Sunday, January 15, 2012

Externalizing Virtue

James KA Smith's recent blog post touches on one of the characteristics of relational prosthetics I am most fascinated by: the externalization/objectification of internal dispositions.  Musing on the irony (and Augustinian aptness) of a software program that restricts internet access and calls itself Freedom, Smith writes:
The development of such software is, technically speaking (I'm not here to judge), the confirmation of the absence of virtue--that is, the absence of adequate internal dispositions to pursue the good and resist temptations away from that. In short, again technically speaking, such software is a corrective for the vice of sloth--but a wholly external corrective. Aquinas notes that law and virtue are sort of in inverse proportional relation to each other: the more virtuous I am (having goodhabits), the less the external constraint of law is necessary. Conversely, the more vicious I am, the more the force of law is necessary. 
In this particular case, what has happened is that we have unwittingly imbibed habits of distraction: the material rhythms of an "online" life have inculcated in us patterns of behavior--and hence internal dispositions--to seek distraction.

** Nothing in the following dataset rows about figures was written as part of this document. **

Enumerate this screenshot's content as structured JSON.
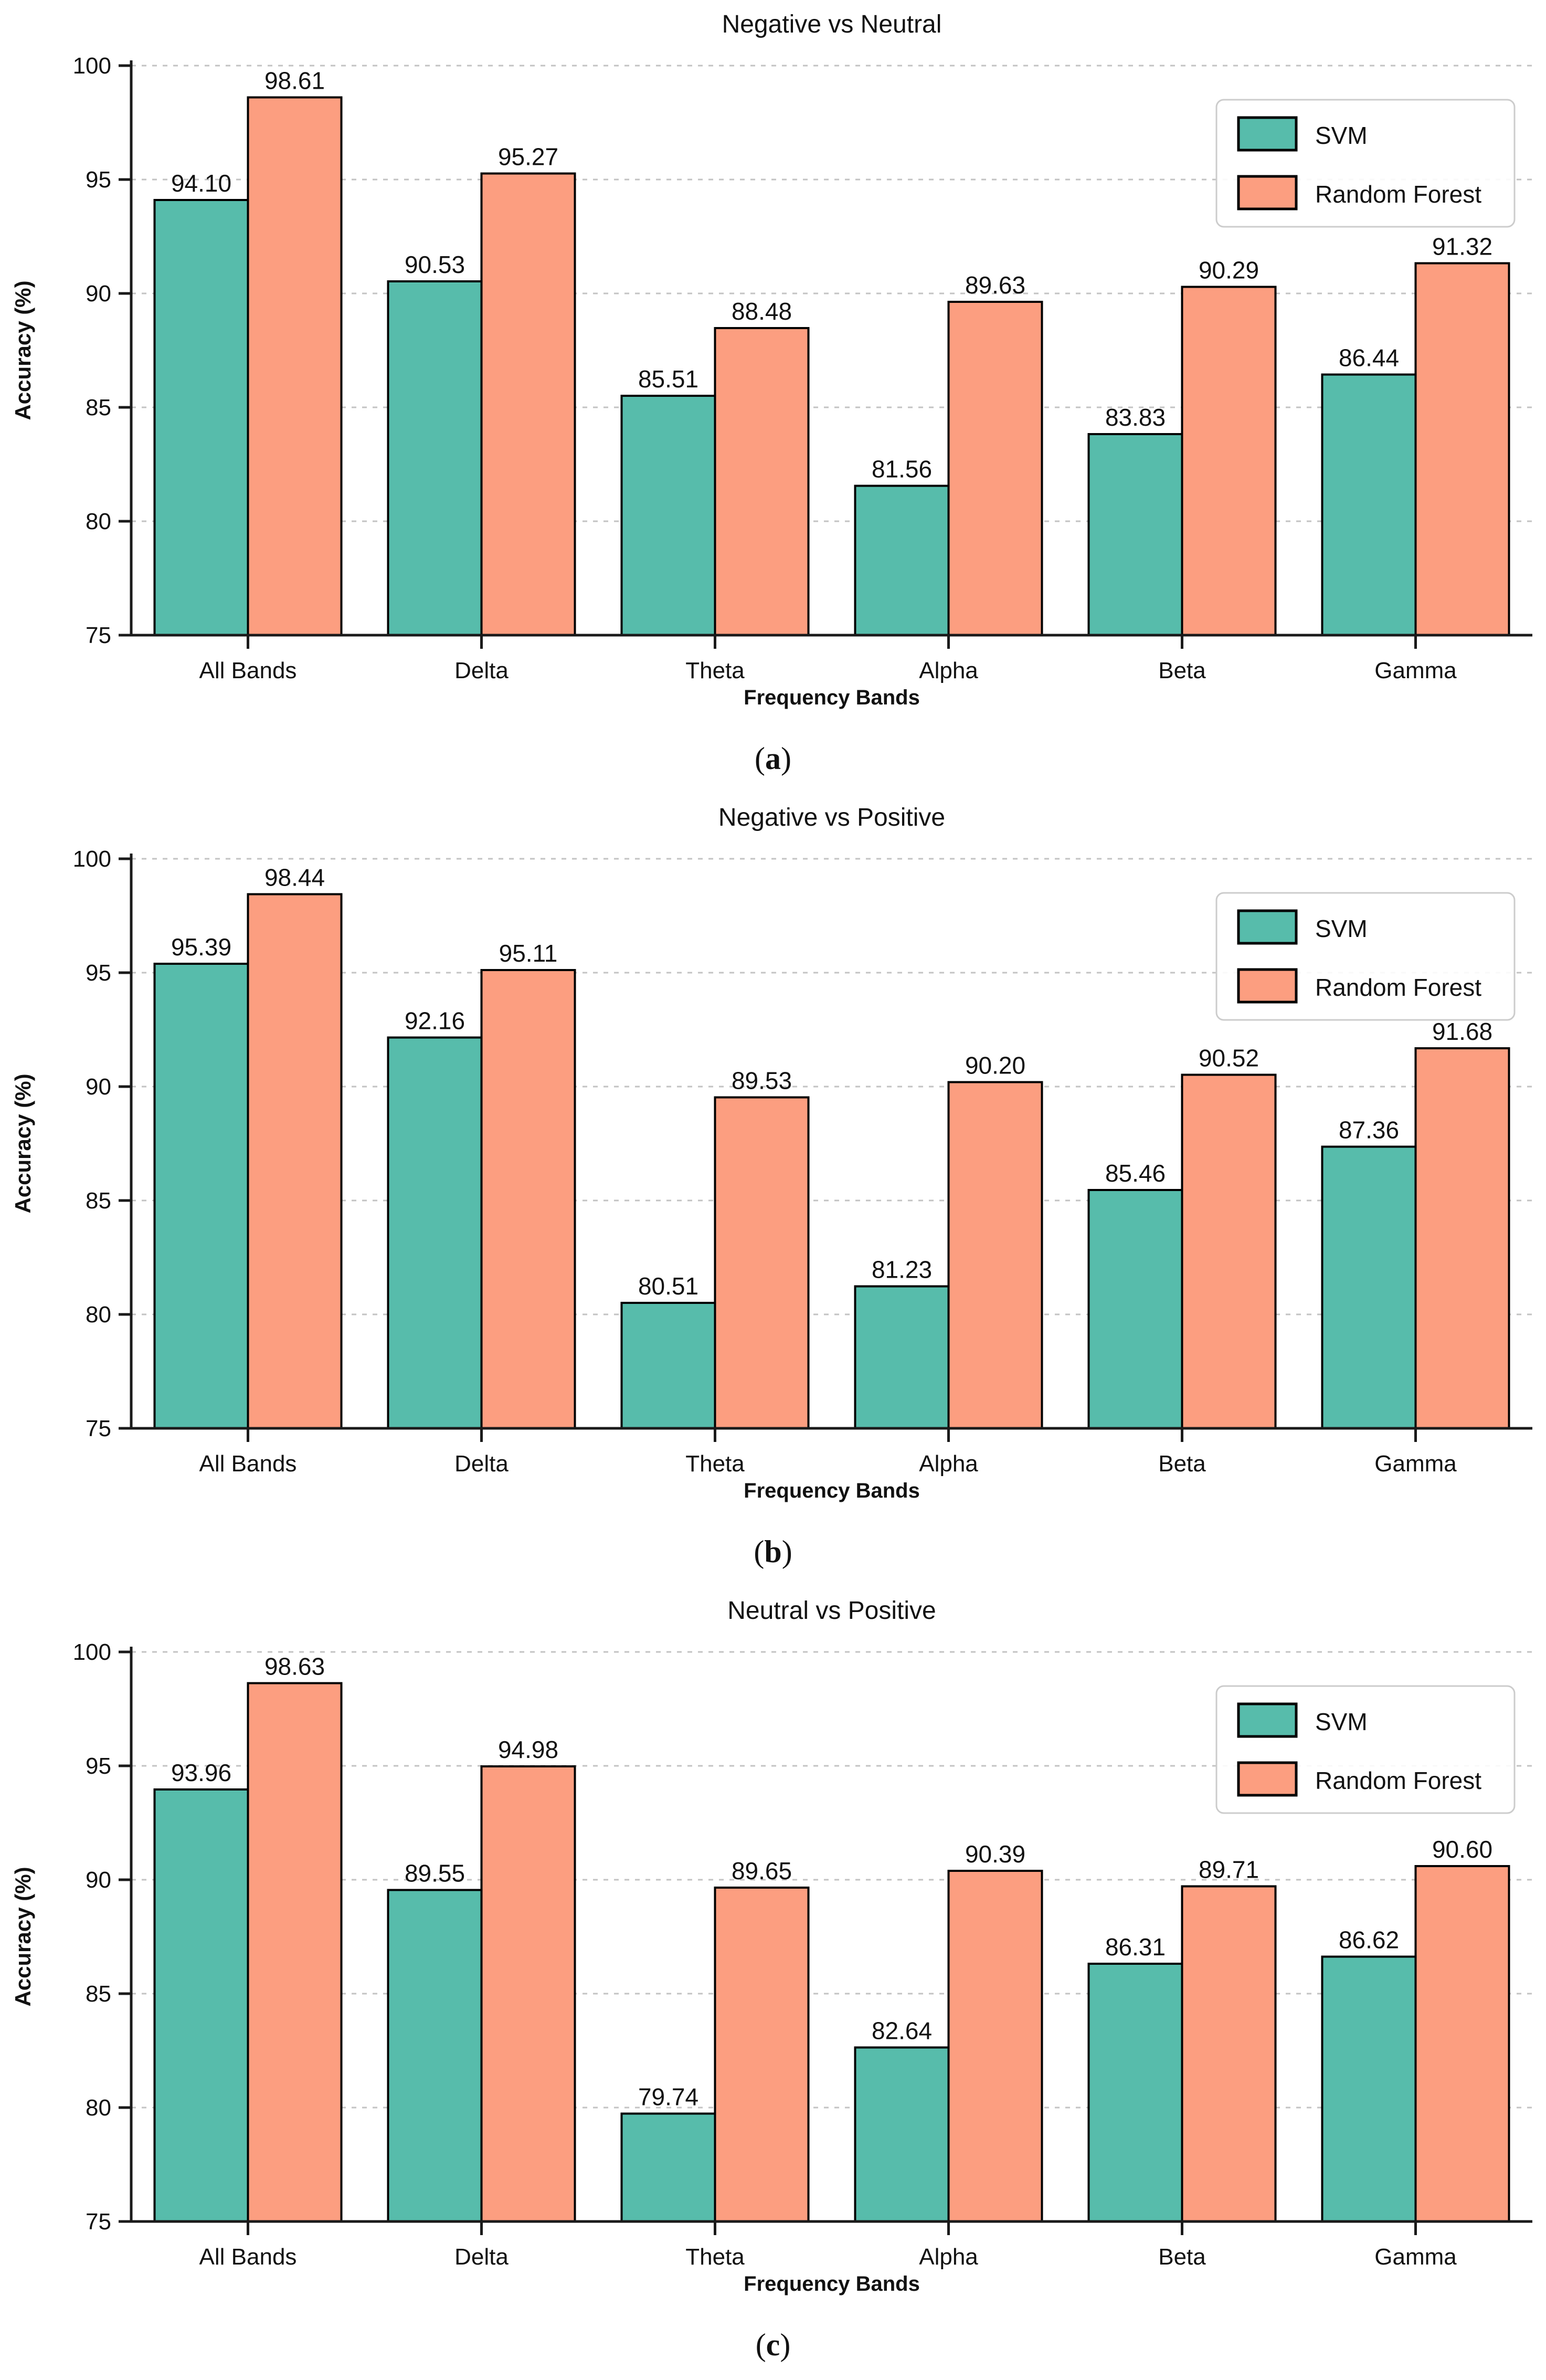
{
  "ui": {
    "open_paren": "(",
    "close_paren": ")"
  },
  "figure": {
    "background": "#ffffff",
    "text_color": "#111111",
    "grid_color": "#c3c3c3",
    "axis_color": "#1a1a1a",
    "legend_border_color": "#cccccc",
    "bar_edge_color": "#000000",
    "svm_color": "#57BCAB",
    "random_forest_color": "#FC9E80"
  },
  "chart_data": [
    {
      "type": "bar",
      "title": "Negative vs Neutral",
      "caption_letter": "a",
      "xlabel": "Frequency Bands",
      "ylabel": "Accuracy (%)",
      "ylim": [
        75,
        100
      ],
      "yticks": [
        75,
        80,
        85,
        90,
        95,
        100
      ],
      "grid": "horizontal-dashed",
      "legend_position": "upper-right",
      "categories": [
        "All Bands",
        "Delta",
        "Theta",
        "Alpha",
        "Beta",
        "Gamma"
      ],
      "series": [
        {
          "name": "SVM",
          "color": "#57BCAB",
          "values": [
            94.1,
            90.53,
            85.51,
            81.56,
            83.83,
            86.44
          ]
        },
        {
          "name": "Random Forest",
          "color": "#FC9E80",
          "values": [
            98.61,
            95.27,
            88.48,
            89.63,
            90.29,
            91.32
          ]
        }
      ],
      "value_label_decimals": 2
    },
    {
      "type": "bar",
      "title": "Negative vs Positive",
      "caption_letter": "b",
      "xlabel": "Frequency Bands",
      "ylabel": "Accuracy (%)",
      "ylim": [
        75,
        100
      ],
      "yticks": [
        75,
        80,
        85,
        90,
        95,
        100
      ],
      "grid": "horizontal-dashed",
      "legend_position": "upper-right",
      "categories": [
        "All Bands",
        "Delta",
        "Theta",
        "Alpha",
        "Beta",
        "Gamma"
      ],
      "series": [
        {
          "name": "SVM",
          "color": "#57BCAB",
          "values": [
            95.39,
            92.16,
            80.51,
            81.23,
            85.46,
            87.36
          ]
        },
        {
          "name": "Random Forest",
          "color": "#FC9E80",
          "values": [
            98.44,
            95.11,
            89.53,
            90.2,
            90.52,
            91.68
          ]
        }
      ],
      "value_label_decimals": 2
    },
    {
      "type": "bar",
      "title": "Neutral vs Positive",
      "caption_letter": "c",
      "xlabel": "Frequency Bands",
      "ylabel": "Accuracy (%)",
      "ylim": [
        75,
        100
      ],
      "yticks": [
        75,
        80,
        85,
        90,
        95,
        100
      ],
      "grid": "horizontal-dashed",
      "legend_position": "upper-right",
      "categories": [
        "All Bands",
        "Delta",
        "Theta",
        "Alpha",
        "Beta",
        "Gamma"
      ],
      "series": [
        {
          "name": "SVM",
          "color": "#57BCAB",
          "values": [
            93.96,
            89.55,
            79.74,
            82.64,
            86.31,
            86.62
          ]
        },
        {
          "name": "Random Forest",
          "color": "#FC9E80",
          "values": [
            98.63,
            94.98,
            89.65,
            90.39,
            89.71,
            90.6
          ]
        }
      ],
      "value_label_decimals": 2
    }
  ]
}
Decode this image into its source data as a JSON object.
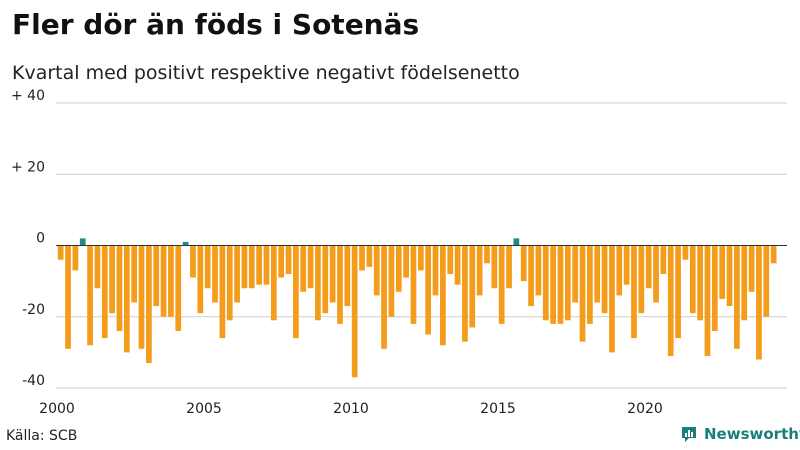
{
  "header": {
    "title": "Fler dör än föds i Sotenäs",
    "subtitle": "Kvartal med positivt respektive negativt födelsenetto"
  },
  "footer": {
    "source": "Källa: SCB",
    "brand": "Newsworthy",
    "brand_icon": "newsworthy-logo-icon"
  },
  "colors": {
    "positive": "#1e8c84",
    "negative": "#f49c1c",
    "grid": "#cfcfcf",
    "zero_line": "#333333",
    "brand": "#1a7f78"
  },
  "chart_data": {
    "type": "bar",
    "title": "Fler dör än föds i Sotenäs",
    "subtitle": "Kvartal med positivt respektive negativt födelsenetto",
    "xlabel": "",
    "ylabel": "",
    "ylim": [
      -40,
      40
    ],
    "yticks": [
      {
        "value": 40,
        "label": "+ 40"
      },
      {
        "value": 20,
        "label": "+ 20"
      },
      {
        "value": 0,
        "label": "0"
      },
      {
        "value": -20,
        "label": "-20"
      },
      {
        "value": -40,
        "label": "-40"
      }
    ],
    "xticks": [
      {
        "value": 2000,
        "label": "2000"
      },
      {
        "value": 2005,
        "label": "2005"
      },
      {
        "value": 2010,
        "label": "2010"
      },
      {
        "value": 2015,
        "label": "2015"
      },
      {
        "value": 2020,
        "label": "2020"
      }
    ],
    "start_year": 2000,
    "periods_per_year": 4,
    "grid": true,
    "values": [
      -4,
      -29,
      -7,
      2,
      -28,
      -12,
      -26,
      -19,
      -24,
      -30,
      -16,
      -29,
      -33,
      -17,
      -20,
      -20,
      -24,
      1,
      -9,
      -19,
      -12,
      -16,
      -26,
      -21,
      -16,
      -12,
      -12,
      -11,
      -11,
      -21,
      -9,
      -8,
      -26,
      -13,
      -12,
      -21,
      -19,
      -16,
      -22,
      -17,
      -37,
      -7,
      -6,
      -14,
      -29,
      -20,
      -13,
      -9,
      -22,
      -7,
      -25,
      -14,
      -28,
      -8,
      -11,
      -27,
      -23,
      -14,
      -5,
      -12,
      -22,
      -12,
      2,
      -10,
      -17,
      -14,
      -21,
      -22,
      -22,
      -21,
      -16,
      -27,
      -22,
      -16,
      -19,
      -30,
      -14,
      -11,
      -26,
      -19,
      -12,
      -16,
      -8,
      -31,
      -26,
      -4,
      -19,
      -21,
      -31,
      -24,
      -15,
      -17,
      -29,
      -21,
      -13,
      -32,
      -20,
      -5
    ]
  }
}
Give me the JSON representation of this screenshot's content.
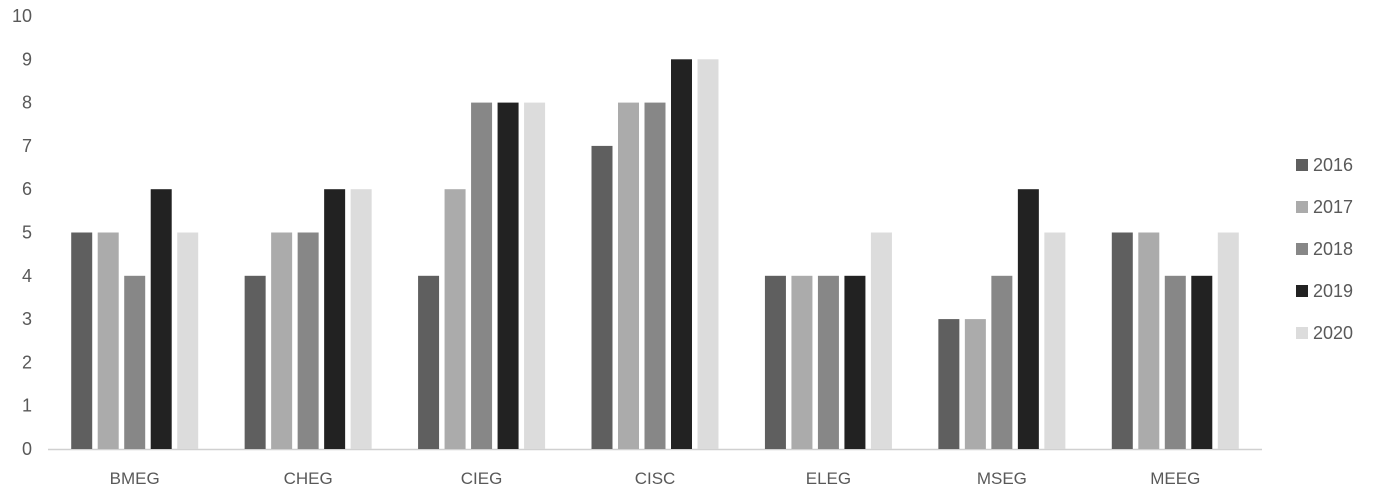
{
  "chart_data": {
    "type": "bar",
    "title": "",
    "xlabel": "",
    "ylabel": "",
    "categories": [
      "BMEG",
      "CHEG",
      "CIEG",
      "CISC",
      "ELEG",
      "MSEG",
      "MEEG"
    ],
    "series": [
      {
        "name": "2016",
        "color": "#5f5f5f",
        "values": [
          5,
          4,
          4,
          7,
          4,
          3,
          5
        ]
      },
      {
        "name": "2017",
        "color": "#ababab",
        "values": [
          5,
          5,
          6,
          8,
          4,
          3,
          5
        ]
      },
      {
        "name": "2018",
        "color": "#878787",
        "values": [
          4,
          5,
          8,
          8,
          4,
          4,
          4
        ]
      },
      {
        "name": "2019",
        "color": "#222222",
        "values": [
          6,
          6,
          8,
          9,
          4,
          6,
          4
        ]
      },
      {
        "name": "2020",
        "color": "#dcdcdc",
        "values": [
          5,
          6,
          8,
          9,
          5,
          5,
          5
        ]
      }
    ],
    "ylim": [
      0,
      10
    ],
    "yticks": [
      0,
      1,
      2,
      3,
      4,
      5,
      6,
      7,
      8,
      9,
      10
    ],
    "grid": false,
    "legend": "right"
  }
}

It's not that we lack habits; it's that we have acquired habits ofdistraction. 
I'd argue that it's not the absence of virtue that is signaled, at least not the total absence.  It is the front-loading of virtue.  We choose at the beginning our path of action, knowing, as Smith is saying, that perhaps our discipline is not up to the level of temptation afforded by our environment.  This is not so different from a sex addict avoiding the brothel or the alcoholic throwing away his liquor.  Or what if rather than throwing away his liquor he buys a safe and has a friend lock it all away.  This is a wholly external corrective but he still chose it.  It seems silly to say he is lacking virtue for doing so.  It is the beginning of virtue.  As Dr. Marvin says, "baby steps."


While most of my relational prosthetics enable the participants to do something they couldn't otherwise do, Helmets is particularly absurd because it doesn't really offer any new possibilities.  It merely suggests by its form that two people do something they could, physically speaking, easily have done by moving their legs--facing each other and moving closer together--but it relocates the action to an external mechanism, a crank.  The existence of the object somehow legitimizes and encourages the attendant action.

When two people encounter one another they must tacitly define the situation together, and even before that there is a tacit process of establishing the division of definitional labor (Goffman). Relational prosthetics intervene in these processes, bearing the lion's share of the definitional labor.  Well designed, single purpose relational prosthetics make it so obviously apparent what their attendant action is, that to engage another person in them is largely to submit to the initial definition of the situation embodied by the apparatus.

And by relieving participants of some of the burden of definitional labor, which is so colored by automatic behaviors, it frees them up to have a new (hopefully positive) playful experience.

Katya Mandoki writes, ""...the opposite to play is not seriousness but the automatic."